Over 24 weeks, GLS improved by 2.5 percent with sacubitril/valsartan and declined by 7.6 percent with placebo over 24 weeks (p<0.001). Furthermore, sacubitril/valsartan was associated with a lower likelihood of left ventricular dysfunction, as defined by LVEF of less than 50 percent on cardiac MRI (3.7 percent vs 17.0 percent; p=0.029) and GLS of greater than ?18 percent (25.0 percent vs 48.2 percent; p=0.018).

Bonatto pointed out that patients who received sacubitril/valsartan showed better parameters involved in LV remodelling on echocardiography (LVEDV with a trend toward LVEF) and cardiac MRI (LVEF and LVESV) compared with those on placebo.

Well tolerated

In terms of safety, sacubitril/valsartan was well tolerated with no serious adverse events. Clinical events were rare and occurred at similar rates in both groups, Bonatto said.

However, significantly more patients who received sacubitril/valsartan experienced hypotension (14 percent vs 1.8 percent; p=0.032) and had higher mean potassium levels (4.31 vs 4.16 mmol/L; p=0.047).

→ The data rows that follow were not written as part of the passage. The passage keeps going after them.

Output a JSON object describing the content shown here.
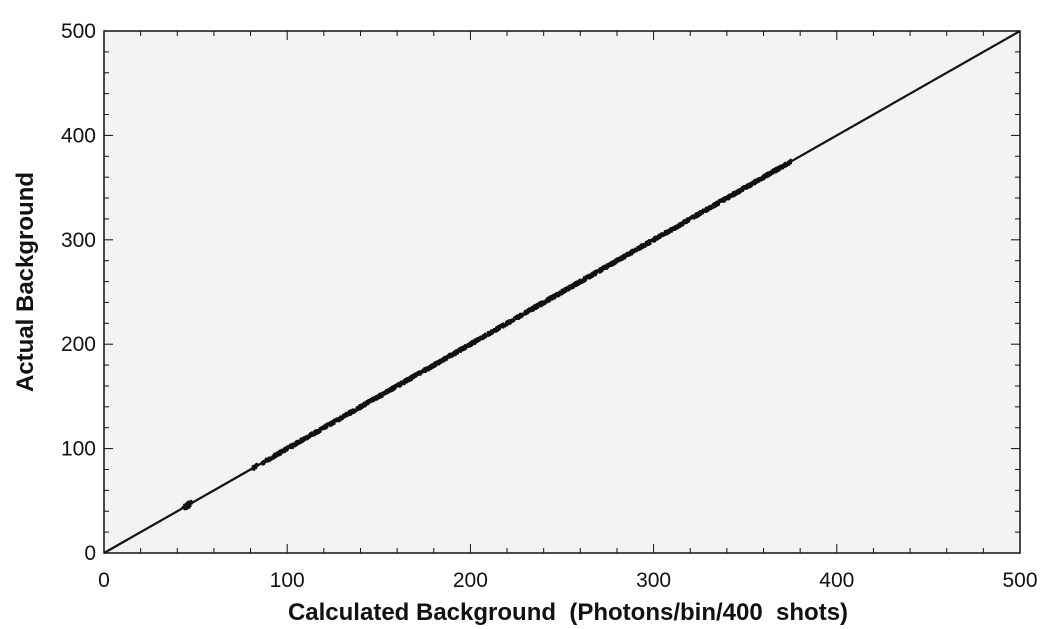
{
  "colors": {
    "plot_background": "#f3f3f3",
    "page_background": "#ffffff",
    "ink": "#111111"
  },
  "chart_data": {
    "type": "scatter",
    "title": "",
    "xlabel": "Calculated Background  (Photons/bin/400  shots)",
    "ylabel": "Actual Background",
    "xlim": [
      0,
      500
    ],
    "ylim": [
      0,
      500
    ],
    "x_ticks": [
      0,
      100,
      200,
      300,
      400,
      500
    ],
    "y_ticks": [
      0,
      100,
      200,
      300,
      400,
      500
    ],
    "x_minor_step": 20,
    "y_minor_step": 20,
    "grid": false,
    "legend": "none",
    "series": [
      {
        "kind": "points",
        "description_x_range": [
          44,
          375
        ],
        "clusters": [
          {
            "x_from": 43,
            "x_to": 48,
            "scatter": 3
          },
          {
            "x_from": 81,
            "x_to": 84,
            "scatter": 2
          },
          {
            "x_from": 86,
            "x_to": 375,
            "scatter": 2
          }
        ]
      },
      {
        "kind": "reference-line",
        "x": [
          0,
          500
        ],
        "y": [
          0,
          500
        ]
      }
    ]
  }
}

Discontinuation rates, levels of creatinine, blood pressure, troponin, NT-proBNP, and heart rate did not differ by treatment.

Promising new strategy

“We have identified a promising new strategy for protecting the heart during cancer treatment, with the potential to impact patient care significantly and future research in heart disease and cancer,” Bonatto said.

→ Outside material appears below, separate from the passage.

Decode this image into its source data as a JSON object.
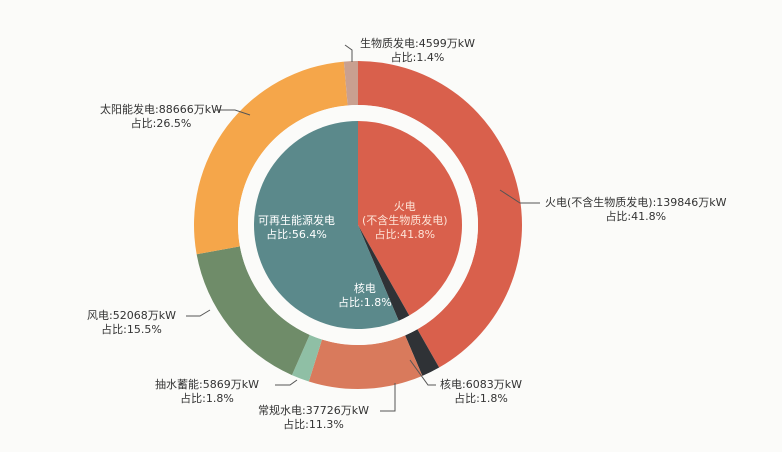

“Our findings highlight the importance of identifying patients with high-risk who are most likely to benefit from heart protection and, therefore, minimize unnecessary side effects and healthcare costs for low-risk people,” she continued.

However, Bonatto acknowledged identifying people who stand to benefit most from cardioprotection during cancer treatment remains a challenge.

SARAH included 114 patients (average age 52 years, 90.4 percent female, 64 percent had at least one comorbidity) who were undergoing anthracycline chemotherapy for breast cancer (n=92), lymphoma (n=19), sarcoma (n=2), or leukaemia (n=1) at Erasto Gaertner Hospital in Curitiba, Brazil. All were considered at high risk of cardiotoxicity, defined as an increase in high-sensitivity troponin I levels above the 99th percentile after a chemotherapy session. The mean anthracycline dose was 244 mg/m².

The patients were randomly assigned to receive either sacubitril/valsartan 97/103 mg or placebo, administered twice daily for 6 months. Biomarkers, echocardiographic assessments, and cardiac magnetic resonance were performed. The baseline GLS and LVEF were ?20.1 percent and 64 percent, respectively.